It goes without saying that you can find some really strange stuff on the internet. You can hire professional mourners to come to a funeral, prank your friends with a nice smelling candle that stinks when you light it (into such scents as skunk, baby diaper and flatulence), buy pants printed with disgusting and realistic pee and poo stains, unicorn meat and even socks that come in 3's because you will always lose one.
In the banking world things aren't that strange, but some fintech players nonetheless are certainly trying to move things away from the world of status quo banking. For instance, there are fintech players that cater to wealthy customers (promising a simpler, richer experience), others that aim to solve niche problems and still others that try to morph a whole bunch of things together.
One fintech player doing something interesting is Ascend. They have an alternative proposal for high interest payday loans to non prime borrowers. Their program offers loans at a high 30% annual interest rate, but as borrowers demonstrate good habits (such as savings skills, reduce credit card spending and other things), the rate can decline to 15%. Maybe it is time for community banks to consider being more proactive with the loan book in similar fashion. You could perhaps approach existing customers that have exhibited good behaviors (such as paying their loans on a timely basis, etc.) and reduce their rate in exchange for an extended loan term or other such opportunity. It might be something to think about perhaps.
Another fintech company called Oportun is targeting specific groups of customers as well. They too are competing with payday lenders and pawn shops with their approach. Here, Oportun uses data analytics to score customers and then offers a fixed payment schedule over a period of 7 to 35 months. Payments are made 2x per month by borrowers in order to coincide with paycheck deposits, which may reduce risk to the lender. Perhaps community bankers could leverage part of this idea. Maybe bank lending teams could structure certain loans to borrowers where the borrower makes twice monthly payments (or more) in return for a lower rate. This could improve cashflows to the bank, reduce credit exposures, and perhaps even result in a higher credit quality loan that requires less loan loss reserves.

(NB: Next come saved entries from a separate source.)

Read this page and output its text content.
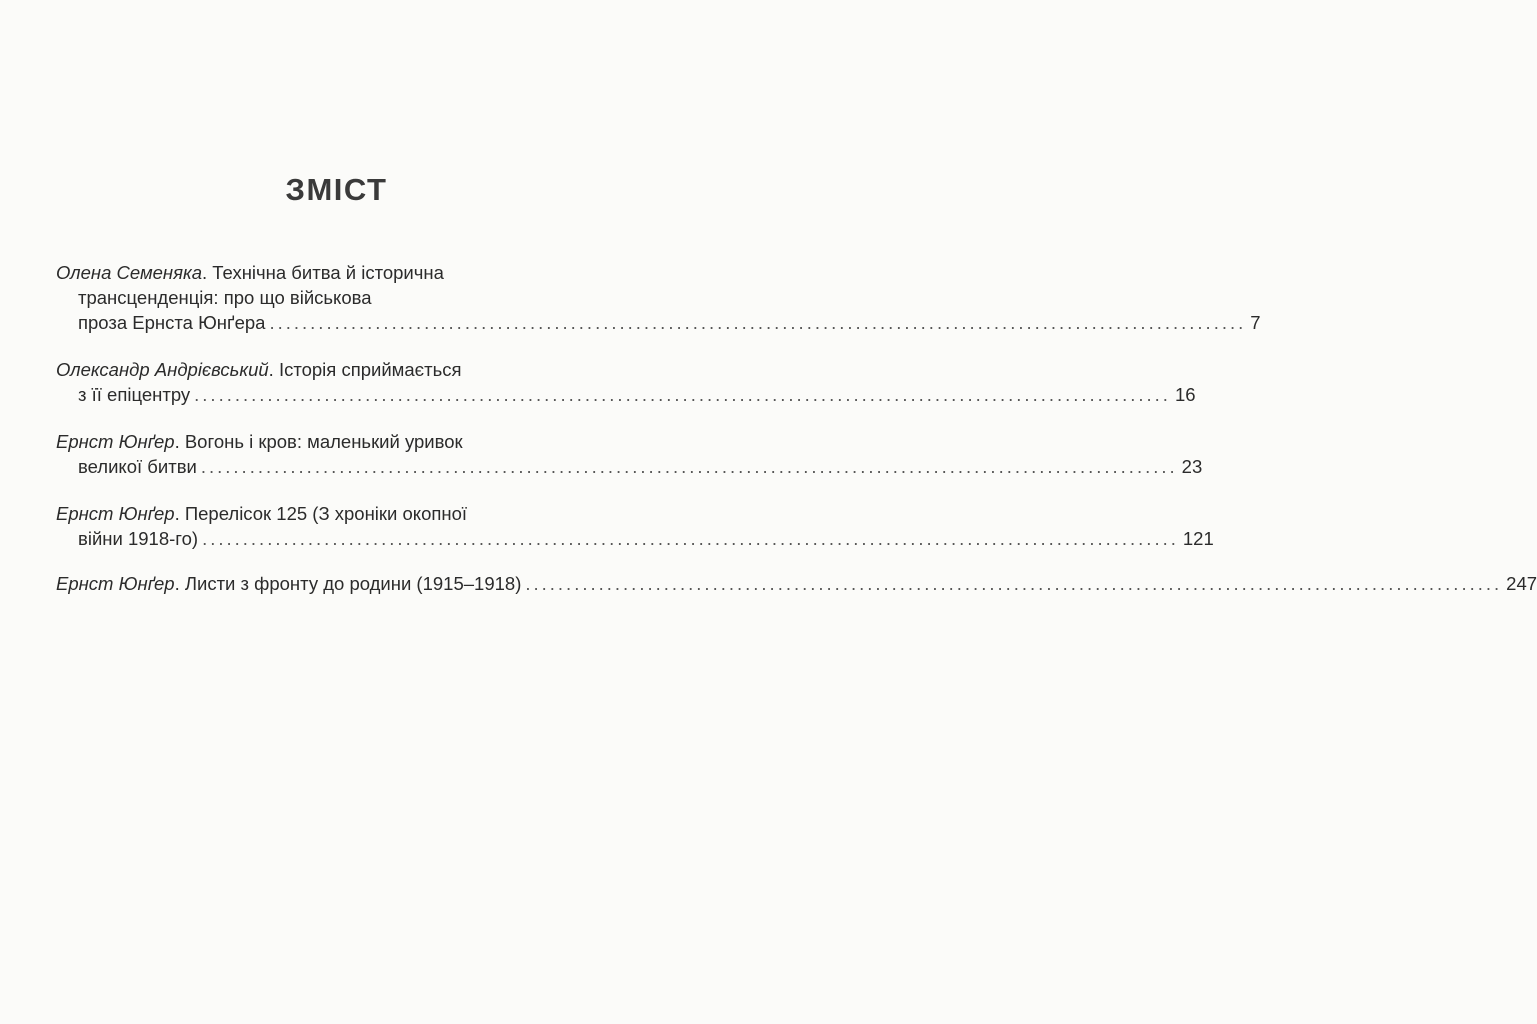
ЗМІСТ
Олена Семеняка. Технічна битва й історична
трансценденція: про що військова
проза Ернста Юнґера ........................................................................................................................ 7
Олександр Андрієвський. Історія сприймається
з її епіцентру ........................................................................................................................ 16
Ернст Юнґер. Вогонь і кров: маленький уривок
великої битви ........................................................................................................................ 23
Ернст Юнґер. Перелісок 125 (З хроніки окопної
війни 1918-го) ........................................................................................................................ 121
Ернст Юнґер. Листи з фронту до родини (1915–1918) ........................................................................................................................ 247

A third fintech company called Digit is designed to address the problem of people creating savings. It focuses on automating the process of saving by doing so a few dollars at a time. Users create an account where spending habits are monitored over time. Using algorithms, small dollars ($1.50 to $50) are then periodically transferred to your savings account. The idea is that people won't miss change in their pocket and even if only a little bit is saved every month it will add up. Community bankers in theory could do something similar perhaps. Every once in a while check customer balances under some new program and then text or alert them that you are moving money from one account to another automatically. Customers may appreciate the ease of such an approach and it can give your teams a deeper insight into how, where and when customers are spending money.
As can be seen from these simple examples, there are lots of ways savvy community bankers may be able to leverage up customer information to help your customers help themselves and help your bank over time.
In the meantime, we wonder what those shopping bots will pop onto your next news search after you look at such things as poop pants and stinky candles. Good luck out there.